Asset Scraping
By default, Assets in Talk have their metadata scraped when they are loaded. This provides the easiest way for newsrooms to integrate their CMS’s into Talk in a simple way. We use the following meta tags on the target pages that allow us to extract some properties.
Asset scraping is performed by the scraper
job which is enabled by default when you launch Talk. If your production site is behind a paywall or otherwise prevents scraping, you might need to confiugre a TALK_SCRAPER_PROXY_URL or custom TALK_SCRAPER_HEADERS.

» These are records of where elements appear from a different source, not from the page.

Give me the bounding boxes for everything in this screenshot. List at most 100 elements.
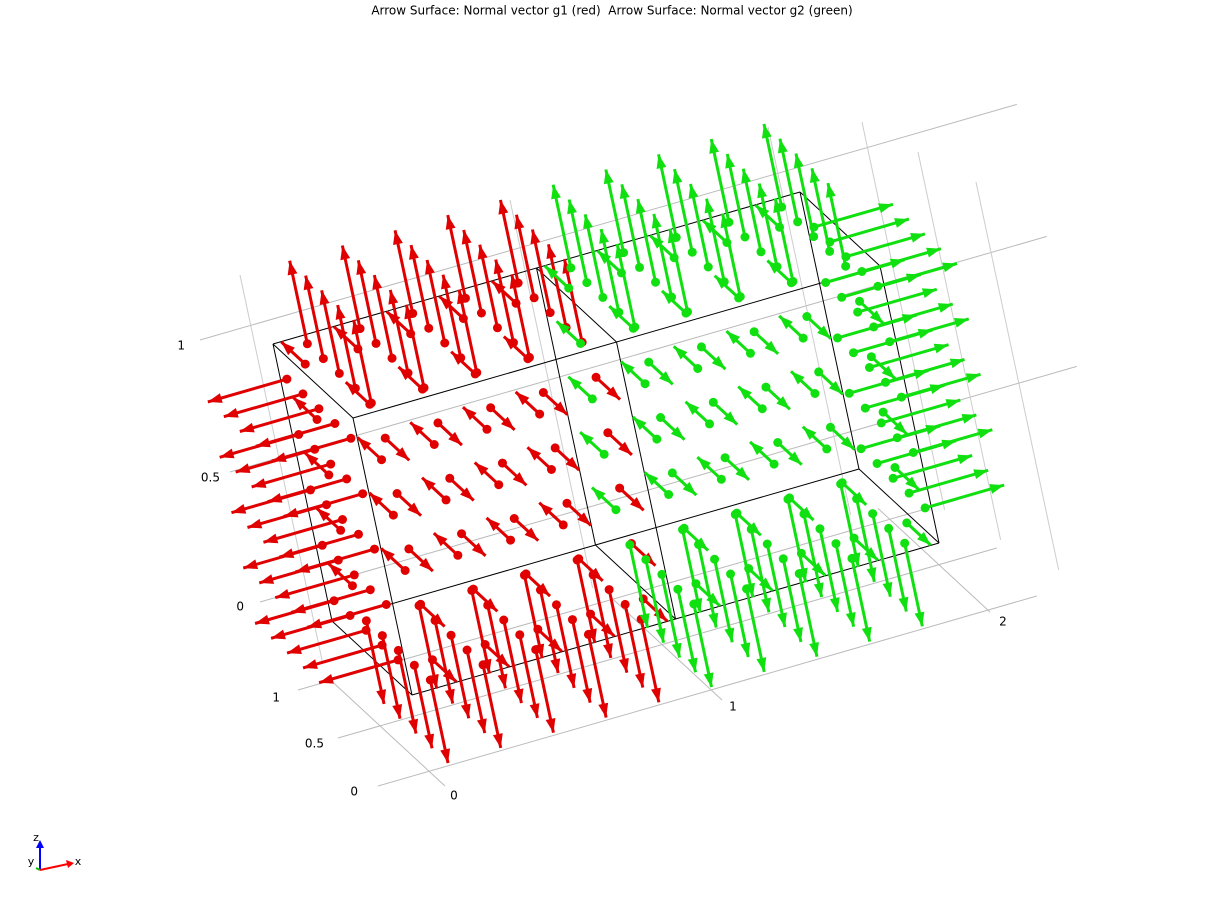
arrow-head bbox=[606, 386, 621, 400]
arrow-head bbox=[761, 597, 771, 613]
arrow-head bbox=[869, 310, 884, 324]
arrow-shaft bbox=[794, 153, 816, 237]
grid-line bbox=[297, 499, 957, 691]
arrow-shaft bbox=[446, 214, 467, 299]
arrow-head bbox=[917, 328, 933, 339]
arrow-head bbox=[451, 351, 465, 365]
arrow-shaft bbox=[599, 228, 621, 313]
arrow-head bbox=[692, 597, 703, 613]
arrow-head bbox=[671, 642, 682, 658]
arrow-head bbox=[275, 589, 291, 599]
arrow-head bbox=[235, 463, 251, 474]
arrow-head bbox=[957, 454, 973, 465]
x-tick-label: 2 bbox=[999, 615, 1007, 629]
arrows bbox=[207, 123, 1005, 764]
grid-line bbox=[609, 596, 723, 701]
x-tick-label: 0 bbox=[450, 789, 458, 803]
arrow-head bbox=[534, 643, 545, 659]
arrow-head bbox=[942, 262, 957, 273]
arrow-head bbox=[243, 559, 259, 570]
arrow-shaft bbox=[903, 542, 924, 627]
arrow-shaft bbox=[340, 245, 362, 329]
arrow-shaft bbox=[797, 573, 819, 658]
arrow-head bbox=[706, 592, 720, 606]
grid-line bbox=[509, 199, 594, 588]
arrow-head bbox=[419, 557, 433, 572]
arrow-head bbox=[889, 258, 905, 269]
arrow-shaft bbox=[425, 259, 447, 344]
arrow-head bbox=[207, 393, 223, 403]
arrow-head bbox=[271, 629, 286, 640]
arrow-head bbox=[881, 365, 896, 379]
arrow-head bbox=[476, 718, 487, 734]
arrow-head bbox=[512, 472, 527, 486]
z-tick-label: 0 bbox=[236, 600, 244, 614]
arrow-shaft bbox=[457, 289, 479, 373]
arrow-head bbox=[247, 518, 263, 529]
arrow-head bbox=[878, 203, 893, 213]
arrow-head bbox=[973, 469, 989, 479]
arrow-shaft bbox=[586, 634, 608, 718]
arrow-head bbox=[864, 547, 879, 561]
arrow-head bbox=[293, 397, 307, 411]
grid-line bbox=[199, 103, 1017, 341]
arrow-head bbox=[498, 199, 509, 215]
arrow-shaft bbox=[639, 618, 661, 703]
arrow-head bbox=[750, 441, 764, 456]
arrow-shaft bbox=[721, 213, 742, 297]
arrow-shaft bbox=[320, 289, 341, 374]
arrow-head bbox=[913, 369, 929, 380]
triad-y bbox=[35, 867, 41, 871]
arrow-head bbox=[618, 441, 632, 455]
arrow-head bbox=[340, 245, 351, 261]
arrow-shaft bbox=[388, 289, 410, 374]
arrow-head bbox=[764, 340, 779, 354]
arrow-head bbox=[829, 597, 840, 612]
arrow-shaft bbox=[538, 589, 560, 674]
x-tick-label: 1 bbox=[729, 700, 737, 714]
arrow-head bbox=[635, 199, 646, 214]
arrow-head bbox=[635, 672, 645, 688]
arrow-head bbox=[811, 562, 826, 576]
arrow-head bbox=[460, 487, 474, 501]
arrow-head bbox=[661, 290, 676, 305]
arrow-head bbox=[445, 215, 456, 230]
arrow-shaft bbox=[546, 243, 568, 328]
arrow-shaft bbox=[657, 153, 678, 238]
arrow-head bbox=[231, 504, 247, 514]
arrow-head bbox=[894, 218, 909, 228]
arrow-head bbox=[441, 274, 451, 290]
arrow-head bbox=[724, 627, 735, 643]
arrow-head bbox=[409, 245, 419, 260]
arrow-shaft bbox=[887, 528, 908, 612]
arrow-head bbox=[239, 422, 255, 433]
arrow-shaft bbox=[839, 483, 860, 568]
arrow-head bbox=[817, 325, 831, 339]
arrow-head bbox=[513, 688, 524, 704]
arrow-head bbox=[422, 477, 436, 491]
arrow-head bbox=[546, 244, 557, 260]
arrow-head bbox=[651, 687, 661, 703]
arrow-shaft bbox=[288, 260, 309, 345]
arrow-head bbox=[527, 447, 542, 461]
arrow-head bbox=[553, 401, 568, 415]
arrow-head bbox=[425, 259, 435, 275]
arrow-head bbox=[933, 343, 949, 354]
arrow-head bbox=[599, 229, 609, 244]
axis-triad: z y x bbox=[28, 831, 82, 871]
arrow-shaft bbox=[729, 573, 750, 658]
arrow-head bbox=[591, 487, 606, 501]
arrow-head bbox=[650, 235, 664, 249]
triad-label: x bbox=[75, 855, 82, 868]
arrow-head bbox=[659, 371, 673, 385]
arrow-shaft bbox=[673, 168, 694, 253]
arrow-head bbox=[319, 674, 334, 684]
arrow-shaft bbox=[725, 153, 747, 238]
arrow-head bbox=[550, 658, 561, 674]
arrow-head bbox=[866, 567, 877, 582]
arrow-head bbox=[651, 213, 662, 229]
arrow-head bbox=[493, 259, 504, 275]
triad-z-head bbox=[36, 840, 44, 848]
arrow-shaft bbox=[773, 197, 795, 282]
arrow-head bbox=[568, 376, 583, 390]
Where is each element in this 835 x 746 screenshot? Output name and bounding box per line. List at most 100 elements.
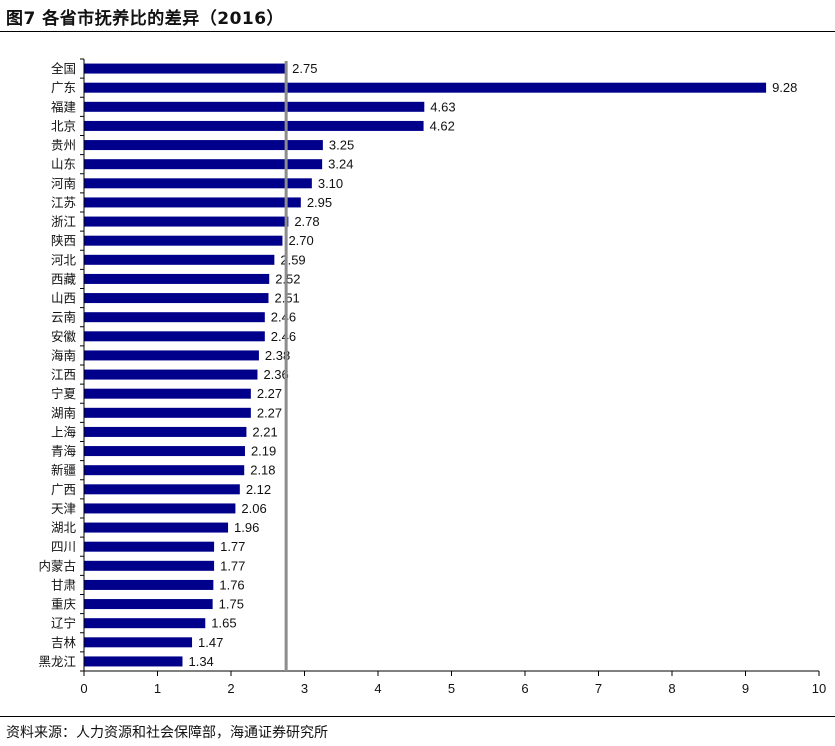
category-label: 江西 (51, 367, 76, 382)
category-label: 河南 (51, 176, 76, 191)
category-label: 西藏 (51, 271, 77, 286)
x-tick-label: 6 (521, 681, 528, 696)
data-label: 2.06 (241, 501, 266, 516)
x-tick-label: 1 (154, 681, 161, 696)
data-label: 1.65 (211, 616, 236, 631)
data-label: 1.77 (220, 558, 245, 573)
data-label: 2.12 (246, 482, 271, 497)
category-label: 宁夏 (51, 386, 77, 401)
data-label: 1.75 (219, 597, 244, 612)
category-label: 河北 (51, 252, 77, 267)
data-label: 2.18 (250, 463, 275, 478)
bar (84, 216, 289, 227)
x-tick-label: 10 (812, 681, 826, 696)
data-label: 1.34 (188, 654, 213, 669)
data-label: 2.78 (294, 214, 319, 229)
data-label: 4.63 (430, 99, 455, 114)
bar (84, 484, 240, 495)
data-label: 1.77 (220, 539, 245, 554)
bar (84, 235, 283, 246)
category-label: 青海 (51, 444, 77, 459)
data-label: 2.52 (275, 271, 300, 286)
data-label: 2.27 (257, 405, 282, 420)
x-tick-label: 0 (80, 681, 87, 696)
bar (84, 82, 767, 93)
category-label: 山东 (51, 157, 76, 172)
bar (84, 579, 214, 590)
category-label: 广西 (51, 482, 76, 497)
category-label: 陕西 (51, 233, 76, 248)
bar (84, 407, 251, 418)
data-label: 2.46 (271, 310, 296, 325)
category-label: 浙江 (51, 214, 76, 229)
bar (84, 522, 229, 533)
bar (84, 120, 424, 131)
category-label: 新疆 (51, 463, 76, 478)
data-label: 3.25 (329, 138, 354, 153)
category-label: 北京 (51, 118, 76, 133)
bar (84, 273, 270, 284)
data-label: 2.19 (251, 444, 276, 459)
data-label: 2.38 (265, 348, 290, 363)
bar (84, 254, 275, 265)
source-note: 资料来源：人力资源和社会保障部，海通证券研究所 (6, 725, 328, 741)
data-label: 9.28 (772, 80, 797, 95)
bar (84, 426, 247, 437)
x-tick-label: 9 (742, 681, 749, 696)
bar (84, 541, 215, 552)
data-label: 2.46 (271, 329, 296, 344)
data-label: 2.27 (257, 386, 282, 401)
data-label: 1.47 (198, 635, 223, 650)
bar (84, 560, 215, 571)
category-label: 云南 (51, 310, 76, 325)
category-label: 天津 (51, 501, 76, 516)
x-tick-label: 5 (448, 681, 455, 696)
bar (84, 446, 245, 457)
data-label: 3.10 (318, 176, 343, 191)
bar (84, 350, 259, 361)
category-label: 广东 (51, 80, 76, 95)
data-label: 2.95 (307, 195, 332, 210)
bar (84, 101, 425, 112)
bar (84, 637, 193, 648)
bar (84, 159, 323, 170)
category-label: 海南 (51, 348, 76, 363)
x-tick-label: 2 (227, 681, 234, 696)
category-label: 全国 (51, 61, 76, 76)
bar (84, 599, 213, 610)
category-label: 重庆 (51, 597, 77, 612)
source-divider (0, 716, 835, 717)
chart-title: 图7 各省市抚养比的差异（2016） (6, 9, 285, 29)
data-label: 4.62 (430, 118, 455, 133)
x-tick-label: 4 (374, 681, 381, 696)
category-label: 内蒙古 (38, 558, 76, 573)
bar (84, 388, 251, 399)
data-label: 2.75 (292, 61, 317, 76)
category-label: 甘肃 (51, 577, 76, 592)
data-label: 3.24 (328, 157, 353, 172)
bar (84, 197, 301, 208)
bar (84, 331, 265, 342)
data-label: 2.21 (252, 424, 277, 439)
data-label: 1.96 (234, 520, 259, 535)
category-label: 山西 (51, 291, 76, 306)
bar (84, 140, 323, 151)
category-label: 福建 (51, 99, 77, 114)
data-label: 2.59 (280, 252, 305, 267)
category-label: 四川 (51, 539, 76, 554)
bar (84, 465, 245, 476)
title-divider (0, 31, 835, 32)
category-label: 辽宁 (51, 616, 76, 631)
category-label: 贵州 (51, 138, 76, 153)
data-label: 2.70 (288, 233, 313, 248)
x-tick-label: 7 (595, 681, 602, 696)
bar (84, 369, 258, 380)
category-label: 黑龙江 (38, 654, 76, 669)
bar (84, 63, 287, 74)
bar (84, 618, 206, 629)
x-tick-label: 8 (668, 681, 675, 696)
x-tick-label: 3 (301, 681, 308, 696)
category-label: 江苏 (51, 195, 76, 210)
bar (84, 178, 312, 189)
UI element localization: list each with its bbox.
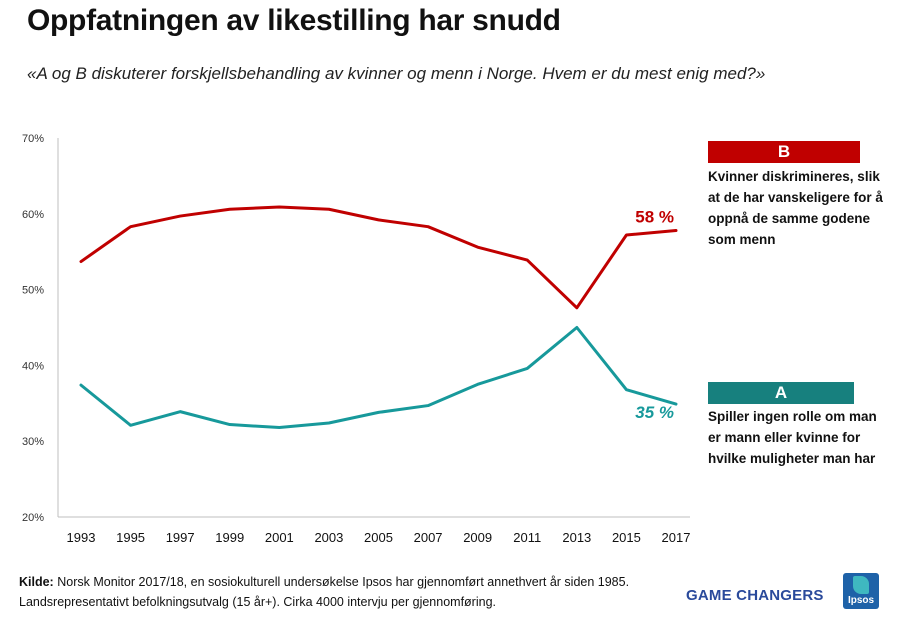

Asset Property | Selector |
---|---|
title |
See metascraper-title |
description |
See metascraper-description |
image |
See metascraper-image |
author |
See metascraper-author |
publication_date |
See metascraper-date |
modified_date |
meta[property="article:modified"] |
section |
meta[property="article:section"] |
You can use the ./bin/cli assets debug <url>
command to print the scraped metadata
from that URL. For example:
$ ./bin/cli assets debug https://www.washingtonpost.com/technology/2018/10/30/apple-event-october-ipad-pro-macbook-air/
┌──────────────────┬──────────────────────────────────────────────────────────────────────────────────────────────────────────────────────────────────────────────────────────────────────────────────┐
│ Property │ Value │
├──────────────────┼──────────────────────────────────────────────────────────────────────────────────────────────────────────────────────────────────────────────────────────────────────────────────┤
│ title │ Apple redesigns the iPad Pro, breathes new life in the MacBook Air │
├──────────────────┼──────────────────────────────────────────────────────────────────────────────────────────────────────────────────────────────────────────────────────────────────────────────────┤
│ description │ Apple is unveiling new iPads and MacBooks at an event in New York starting at 10 a.m. Fowler is there and will report in with the news and hands-on analysis throughout the day. │
├──────────────────┼──────────────────────────────────────────────────────────────────────────────────────────────────────────────────────────────────────────────────────────────────────────────────┤
│ image │ https://www.washingtonpost.com/resizer/JAwNQE2alL2JjiWrbXeJ46wZHqA=/1484x0/arc-anglerfish-washpost-prod-washpost.s3.amazonaws.com/public/G5TWBFW4LAI6RC5MX7QB7TODUY.jpg │
├──────────────────┼──────────────────────────────────────────────────────────────────────────────────────────────────────────────────────────────────────────────────────────────────────────────────┤
│ author │ Geoffrey A. Fowler │
├──────────────────┼──────────────────────────────────────────────────────────────────────────────────────────────────────────────────────────────────────────────────────────────────────────────────┤
│ publication_date │ 2018-10-30T10:40:00.000Z │
├──────────────────┼──────────────────────────────────────────────────────────────────────────────────────────────────────────────────────────────────────────────────────────────────────────────────┤
│ modified_date │ │
├──────────────────┼──────────────────────────────────────────────────────────────────────────────────────────────────────────────────────────────────────────────────────────────────────────────────┤
│ section │ │
└──────────────────┴──────────────────────────────────────────────────────────────────────────────────────────────────────────────────────────────────────────────────────────────────────────────────┘
You can use the ./bin/cli assets refresh [age]
to trigger scraping or rescrape assets where the scraper job was unsuccessful.